Although there was no security rationale for the invocation of the War Measures Act at that time, it served many valuable political purposes. It lastingly presented the Québec sovereignty movement as an existential threat to Canada, defaming it by lumping it with an active — but relatively minor — rebellion, and allowed the government to intimidate anti-capitalist critics by showing them a jail cell.
During October 1970, the security forces conducted 3,000 warrantless raids and threw 500 people into jail, only 62 of whom were charged and 12 sentenced. This would help explain why the government’s emergency powers were only rescinded on April 30, 1971, four months after the FLQ’s last hostage was released and the perpetrators were either captured or fled the country.
Invoked on Feb. 14, 2022, there was far more reason to impose the Emergencies Act in response to the anti-vaccine convoys than the FLQ. After all, FLQ attacks resulted in six deaths from 1963 through 1970, while there have been over 36,000 COVID-19 deaths from March 2020 through Feb. 2022. More reason, of course, is not the same as an adequate amount of reason. It was still a “sledgehammer to crack a peanut”, as Tommy Douglas put it during the October Crisis itself.
It was certainly a refreshing experience to watch the horror of Conservative politicians and commentators as their movements of choice were dispersed after they cheered the police suppression of homeless encampments, Indigenous rail blockades and pipeline protests. But even broken clocks are right twice a day.
Partisan bloodsport and appeals to hypocrisy do not make sound public policy. The sudden recourse to emergency legislation followed weeks of government inaction. A copycat convoy was dispersed by non-violent counter-protesters at Ottawa’s Billings Bridge. The drive-in protests at the Sweetgrass-Coutts border crossing and the Windsor-Detroit Ambassador Bridge were cleared before the Act’s invocation or without the use of its powers by the relevant provincial governments.
Canada failed to replicate more life-saving and still economically healthy “Zero-COVID” responses — such as those of China, New Zealand and South Korea — to the pandemic that would have prevented these protests.
The eventual hundreds of arrests, freezing of personal bank accounts, the seizure and damage of vehicles, violent attacks on protesters, cutting off donations, enclosure of protesters who were already leaving and the conflation of non-violent economic protest with violence towards people are all negative consequences of Trudeau’s recklessness.
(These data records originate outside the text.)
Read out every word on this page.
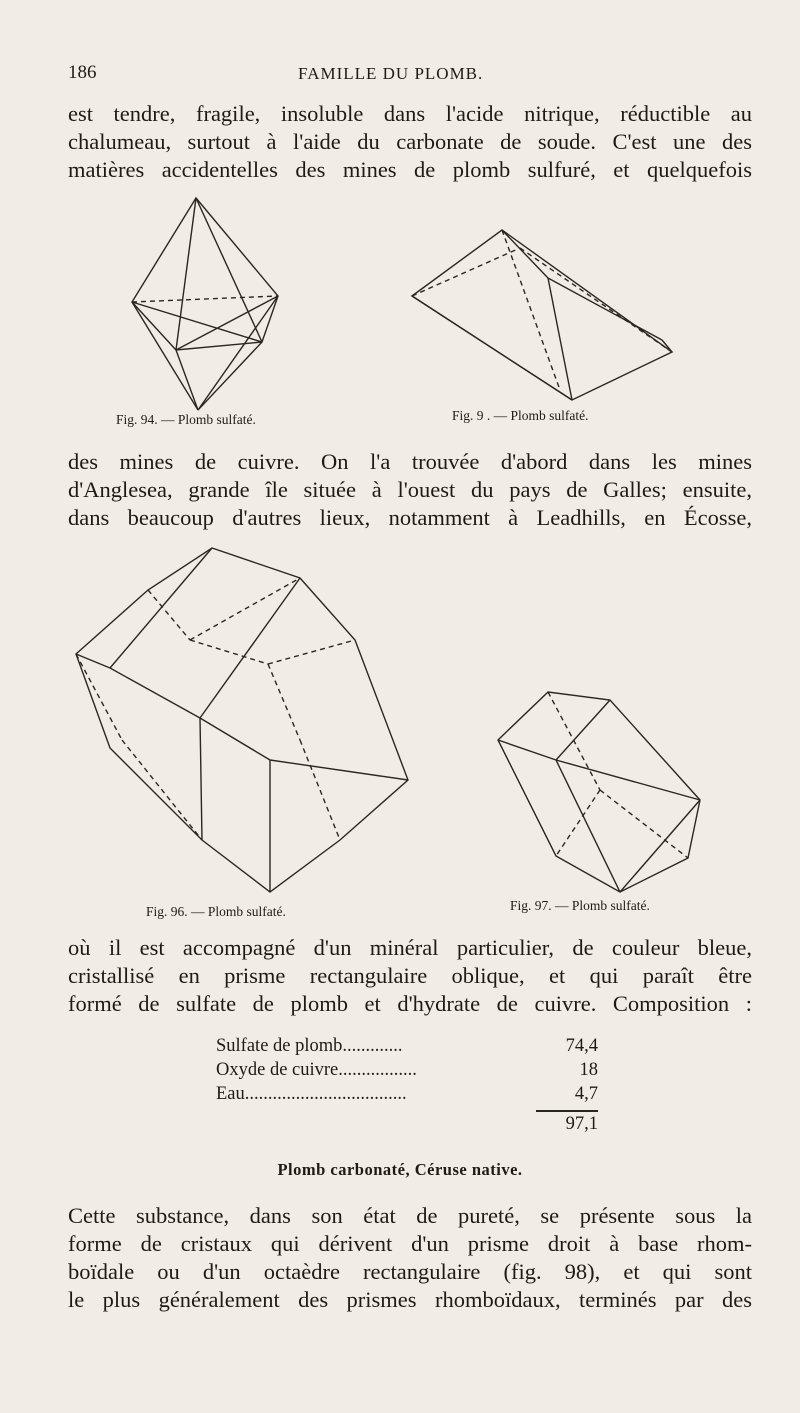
186	FAMILLE DU PLOMB.
est tendre, fragile, insoluble dans l'acide nitrique, réductible au
chalumeau, surtout à l'aide du carbonate de soude. C'est une des
matières accidentelles des mines de plomb sulfuré, et quelquefois
Fig. 94. — Plomb sulfaté.	Fig. 9 . — Plomb sulfaté.
des mines de cuivre. On l'a trouvée d'abord dans les mines
d'Anglesea, grande île située à l'ouest du pays de Galles; ensuite,
dans beaucoup d'autres lieux, notamment à Leadhills, en Écosse,
Fig. 96. — Plomb sulfaté.	Fig. 97. — Plomb sulfaté.
où il est accompagné d'un minéral particulier, de couleur bleue,
cristallisé en prisme rectangulaire oblique, et qui paraît être
formé de sulfate de plomb et d'hydrate de cuivre. Composition :
Sulfate de plomb.............	74,4
Oxyde de cuivre.................	18
Eau...................................	4,7
97,1
Plomb carbonaté, Céruse native.
Cette substance, dans son état de pureté, se présente sous la
forme de cristaux qui dérivent d'un prisme droit à base rhom-
boïdale ou d'un octaèdre rectangulaire (fig. 98), et qui sont
le plus généralement des prismes rhomboïdaux, terminés par des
If they are permissible in one instance, they may not be the next.
It also legitimizes the carceral state as a dumping ground for Canadian society’s problems in a way that will continue to affect Black, Indigenous and people of colour the most, as well as the left-wing protests launched in their name.
By definition, a settler-colonial country will give better treatment to settlers and their protests than to those of the dispossessed. Justin Trudeau’s use of the Emergencies Act, though short and limited, was still draconian and unnecessary, and will hopefully cost him electorally in the future.
This article is part of our Opinions section and does not necessarily reflect the views of the Gauntlet’s editorial board.